Discrepancy in Squaring a number stored in double format

Question

I am trying to square a number x but there seems to be some discrepancy in precision while squaring it using Math.pow() and squaring it using multiplication.

public class MyClass {
    public static void main(String args[]) {
        long x = 1250075001;
        System.out.println(x*x);
        System.out.println(Math.pow((double)x,2.0));
    }
}

OUTPUT:

1562687508125150001
1.56268750812514995E18

The deviation is both the results in shown in bold

1562687508125150001
1.56268750812514995E18

I am not an expert in double arithmetic and how Math.pow() function works.
I tried reading some online articles on IEEE double standard and Math.pow() but it didn't help and that's why I came to the Stack Overflow community.

Answer 1

The number 1250075001, as a double, is stored as (sign ignored)

Exponent   Mantissa (52 bits)
  +30      (1.)0010101000001010100001011110010000000000000000000000

Note that this exactly represents 1250075001 since this integer still fits within 53 bits in binary form.

When you square this number, the exponent doubles to 60, and the mantissa is squared to become (1.)010110101111110010000000001001011000101111010110101100110001 (60 bits).
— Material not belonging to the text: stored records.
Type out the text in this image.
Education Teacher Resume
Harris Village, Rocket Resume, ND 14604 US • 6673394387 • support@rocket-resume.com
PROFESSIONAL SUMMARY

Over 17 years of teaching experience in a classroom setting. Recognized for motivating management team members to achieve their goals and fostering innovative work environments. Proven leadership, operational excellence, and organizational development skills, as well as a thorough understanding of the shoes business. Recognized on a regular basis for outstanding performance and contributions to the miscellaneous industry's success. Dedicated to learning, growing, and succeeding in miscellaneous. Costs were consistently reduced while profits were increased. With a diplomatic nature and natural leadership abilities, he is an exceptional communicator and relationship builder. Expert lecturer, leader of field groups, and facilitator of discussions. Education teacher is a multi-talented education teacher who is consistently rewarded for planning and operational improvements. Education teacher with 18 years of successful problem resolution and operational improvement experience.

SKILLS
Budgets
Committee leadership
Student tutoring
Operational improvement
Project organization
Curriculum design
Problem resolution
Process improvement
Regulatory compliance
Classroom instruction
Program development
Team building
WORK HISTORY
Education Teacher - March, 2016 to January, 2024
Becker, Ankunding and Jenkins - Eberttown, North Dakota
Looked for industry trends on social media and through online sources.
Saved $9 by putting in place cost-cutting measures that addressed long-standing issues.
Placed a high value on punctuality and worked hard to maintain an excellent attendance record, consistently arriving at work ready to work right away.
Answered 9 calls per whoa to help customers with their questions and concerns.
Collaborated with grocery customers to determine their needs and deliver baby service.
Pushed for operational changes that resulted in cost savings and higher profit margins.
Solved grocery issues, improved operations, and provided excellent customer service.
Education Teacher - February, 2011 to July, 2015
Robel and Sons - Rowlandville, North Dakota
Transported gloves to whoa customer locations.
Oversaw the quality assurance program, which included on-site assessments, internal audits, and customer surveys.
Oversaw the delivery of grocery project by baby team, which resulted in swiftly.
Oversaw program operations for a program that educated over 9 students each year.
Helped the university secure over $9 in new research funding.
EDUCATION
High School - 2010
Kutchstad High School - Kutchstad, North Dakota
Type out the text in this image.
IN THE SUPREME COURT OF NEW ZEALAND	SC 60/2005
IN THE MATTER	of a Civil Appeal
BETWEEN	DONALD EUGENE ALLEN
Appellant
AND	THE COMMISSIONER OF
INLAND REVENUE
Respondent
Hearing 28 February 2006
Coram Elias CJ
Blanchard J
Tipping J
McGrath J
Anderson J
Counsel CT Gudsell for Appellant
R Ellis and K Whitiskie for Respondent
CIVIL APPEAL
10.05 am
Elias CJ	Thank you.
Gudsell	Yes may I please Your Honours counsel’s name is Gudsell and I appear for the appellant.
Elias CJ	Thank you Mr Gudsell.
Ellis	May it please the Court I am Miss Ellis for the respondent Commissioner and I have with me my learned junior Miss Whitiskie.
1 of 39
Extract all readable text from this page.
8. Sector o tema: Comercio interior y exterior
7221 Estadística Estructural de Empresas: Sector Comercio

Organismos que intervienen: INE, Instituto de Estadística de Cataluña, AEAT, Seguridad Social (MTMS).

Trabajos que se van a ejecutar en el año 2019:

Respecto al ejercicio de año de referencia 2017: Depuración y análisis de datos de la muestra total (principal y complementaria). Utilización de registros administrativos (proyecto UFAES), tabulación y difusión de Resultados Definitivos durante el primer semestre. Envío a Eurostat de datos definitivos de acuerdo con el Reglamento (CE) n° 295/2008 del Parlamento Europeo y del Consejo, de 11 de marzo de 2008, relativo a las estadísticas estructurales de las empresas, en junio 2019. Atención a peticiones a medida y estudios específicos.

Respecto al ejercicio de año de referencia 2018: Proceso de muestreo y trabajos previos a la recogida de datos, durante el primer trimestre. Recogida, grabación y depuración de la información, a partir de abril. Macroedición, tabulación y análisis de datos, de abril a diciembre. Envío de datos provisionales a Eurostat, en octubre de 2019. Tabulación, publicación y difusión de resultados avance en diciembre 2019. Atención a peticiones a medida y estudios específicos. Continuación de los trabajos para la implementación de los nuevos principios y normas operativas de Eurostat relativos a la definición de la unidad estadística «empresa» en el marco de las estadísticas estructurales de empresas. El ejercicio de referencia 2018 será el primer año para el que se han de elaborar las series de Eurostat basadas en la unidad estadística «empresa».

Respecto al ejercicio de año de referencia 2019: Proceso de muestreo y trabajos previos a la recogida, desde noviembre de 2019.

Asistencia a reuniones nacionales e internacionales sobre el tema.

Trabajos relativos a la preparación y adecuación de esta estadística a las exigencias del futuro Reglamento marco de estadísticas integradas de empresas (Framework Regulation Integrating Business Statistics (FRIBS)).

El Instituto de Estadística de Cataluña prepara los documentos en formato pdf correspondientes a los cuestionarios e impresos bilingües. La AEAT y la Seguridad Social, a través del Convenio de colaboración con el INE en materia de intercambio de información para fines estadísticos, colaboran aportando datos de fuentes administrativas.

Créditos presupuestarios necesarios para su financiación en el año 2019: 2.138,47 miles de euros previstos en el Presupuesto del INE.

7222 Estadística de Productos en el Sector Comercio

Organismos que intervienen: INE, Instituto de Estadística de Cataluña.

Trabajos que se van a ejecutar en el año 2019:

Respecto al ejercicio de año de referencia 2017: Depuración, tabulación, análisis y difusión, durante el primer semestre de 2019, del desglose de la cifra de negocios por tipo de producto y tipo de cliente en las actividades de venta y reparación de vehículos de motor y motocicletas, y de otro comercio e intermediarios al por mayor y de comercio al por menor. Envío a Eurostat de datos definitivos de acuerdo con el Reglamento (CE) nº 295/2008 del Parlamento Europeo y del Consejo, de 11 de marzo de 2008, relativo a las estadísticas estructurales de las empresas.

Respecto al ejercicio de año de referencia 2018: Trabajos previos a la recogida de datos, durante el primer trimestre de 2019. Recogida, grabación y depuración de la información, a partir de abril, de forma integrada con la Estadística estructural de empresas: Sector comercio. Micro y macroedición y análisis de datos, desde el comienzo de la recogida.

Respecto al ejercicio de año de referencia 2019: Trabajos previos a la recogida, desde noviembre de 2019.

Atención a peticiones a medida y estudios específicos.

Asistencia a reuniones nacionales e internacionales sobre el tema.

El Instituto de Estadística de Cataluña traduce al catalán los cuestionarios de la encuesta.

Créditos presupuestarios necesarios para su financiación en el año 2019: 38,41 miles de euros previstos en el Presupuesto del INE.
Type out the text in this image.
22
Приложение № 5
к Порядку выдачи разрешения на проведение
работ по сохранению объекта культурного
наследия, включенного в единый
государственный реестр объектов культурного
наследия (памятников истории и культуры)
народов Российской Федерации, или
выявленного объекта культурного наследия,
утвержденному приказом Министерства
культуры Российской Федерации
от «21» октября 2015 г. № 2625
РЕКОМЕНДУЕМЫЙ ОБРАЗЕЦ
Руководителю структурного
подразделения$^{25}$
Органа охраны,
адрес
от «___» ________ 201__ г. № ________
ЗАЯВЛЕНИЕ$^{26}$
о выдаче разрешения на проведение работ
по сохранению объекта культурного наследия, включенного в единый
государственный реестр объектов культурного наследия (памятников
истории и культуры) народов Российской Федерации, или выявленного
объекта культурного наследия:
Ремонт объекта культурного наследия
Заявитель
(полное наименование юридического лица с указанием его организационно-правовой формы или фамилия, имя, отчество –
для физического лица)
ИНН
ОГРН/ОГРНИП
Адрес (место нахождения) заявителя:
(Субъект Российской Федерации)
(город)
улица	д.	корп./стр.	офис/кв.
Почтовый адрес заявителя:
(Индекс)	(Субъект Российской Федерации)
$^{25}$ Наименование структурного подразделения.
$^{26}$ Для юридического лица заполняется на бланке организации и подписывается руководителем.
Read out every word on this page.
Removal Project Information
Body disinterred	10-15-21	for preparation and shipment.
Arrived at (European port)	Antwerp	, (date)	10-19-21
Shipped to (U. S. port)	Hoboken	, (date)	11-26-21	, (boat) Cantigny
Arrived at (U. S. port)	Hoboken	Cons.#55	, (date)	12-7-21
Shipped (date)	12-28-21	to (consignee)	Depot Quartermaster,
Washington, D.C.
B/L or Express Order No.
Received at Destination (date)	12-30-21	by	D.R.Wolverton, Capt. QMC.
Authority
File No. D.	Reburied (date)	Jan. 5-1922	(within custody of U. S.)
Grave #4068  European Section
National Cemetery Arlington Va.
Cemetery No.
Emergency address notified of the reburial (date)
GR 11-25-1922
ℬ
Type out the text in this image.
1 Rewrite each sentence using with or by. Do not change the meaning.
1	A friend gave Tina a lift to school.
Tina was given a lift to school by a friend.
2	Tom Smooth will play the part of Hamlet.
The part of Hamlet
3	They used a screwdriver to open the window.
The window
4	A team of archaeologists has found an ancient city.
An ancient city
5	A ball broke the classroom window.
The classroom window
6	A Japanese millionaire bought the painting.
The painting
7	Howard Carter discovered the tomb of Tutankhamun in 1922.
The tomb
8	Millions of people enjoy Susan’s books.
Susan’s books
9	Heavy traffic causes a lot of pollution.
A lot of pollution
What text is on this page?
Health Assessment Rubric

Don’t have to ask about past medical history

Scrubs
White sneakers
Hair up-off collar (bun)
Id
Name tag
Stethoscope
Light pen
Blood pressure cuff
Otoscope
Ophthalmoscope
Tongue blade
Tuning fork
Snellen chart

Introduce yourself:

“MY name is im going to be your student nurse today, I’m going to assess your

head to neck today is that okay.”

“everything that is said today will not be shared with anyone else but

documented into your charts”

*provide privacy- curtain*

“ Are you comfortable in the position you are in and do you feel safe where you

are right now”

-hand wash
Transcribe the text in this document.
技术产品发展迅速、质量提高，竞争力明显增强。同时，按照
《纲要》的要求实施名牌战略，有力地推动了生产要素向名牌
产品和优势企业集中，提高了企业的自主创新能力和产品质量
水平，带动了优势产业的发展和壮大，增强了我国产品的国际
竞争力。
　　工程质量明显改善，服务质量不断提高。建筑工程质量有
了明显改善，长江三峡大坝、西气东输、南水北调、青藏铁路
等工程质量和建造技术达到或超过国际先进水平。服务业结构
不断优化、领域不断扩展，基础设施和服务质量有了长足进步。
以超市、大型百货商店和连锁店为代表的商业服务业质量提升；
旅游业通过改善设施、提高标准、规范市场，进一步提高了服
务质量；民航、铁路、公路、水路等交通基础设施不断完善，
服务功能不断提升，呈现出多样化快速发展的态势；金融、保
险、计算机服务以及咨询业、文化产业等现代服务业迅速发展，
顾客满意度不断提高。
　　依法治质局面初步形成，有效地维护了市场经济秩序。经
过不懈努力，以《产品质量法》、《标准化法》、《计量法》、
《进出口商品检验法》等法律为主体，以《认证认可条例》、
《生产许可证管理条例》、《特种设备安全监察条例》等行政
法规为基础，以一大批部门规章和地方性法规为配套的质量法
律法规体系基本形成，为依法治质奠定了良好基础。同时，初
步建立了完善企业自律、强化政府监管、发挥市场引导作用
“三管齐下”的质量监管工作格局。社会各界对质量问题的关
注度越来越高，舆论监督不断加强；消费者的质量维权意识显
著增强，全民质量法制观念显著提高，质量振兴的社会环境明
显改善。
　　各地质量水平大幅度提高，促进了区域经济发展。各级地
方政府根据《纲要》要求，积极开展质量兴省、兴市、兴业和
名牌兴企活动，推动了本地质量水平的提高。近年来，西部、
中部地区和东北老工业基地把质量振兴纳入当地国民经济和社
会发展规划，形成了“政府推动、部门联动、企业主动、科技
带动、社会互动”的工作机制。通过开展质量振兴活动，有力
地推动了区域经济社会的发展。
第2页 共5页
As the mantissa must fit within 52 bits, the last 8 bits are truncated. Thus, you lose 001100012 = 49 from the true result i.e., instead of 1562687508125150001, you'll get 1562687508125149952 which is stored as

Exponent   Mantissa (52 bits)
  +60      (1.)0101101011111100100000000010010110001011110101101011

You can play with binary converter/calculator here, or with demonstration of IEEE 754 standard here.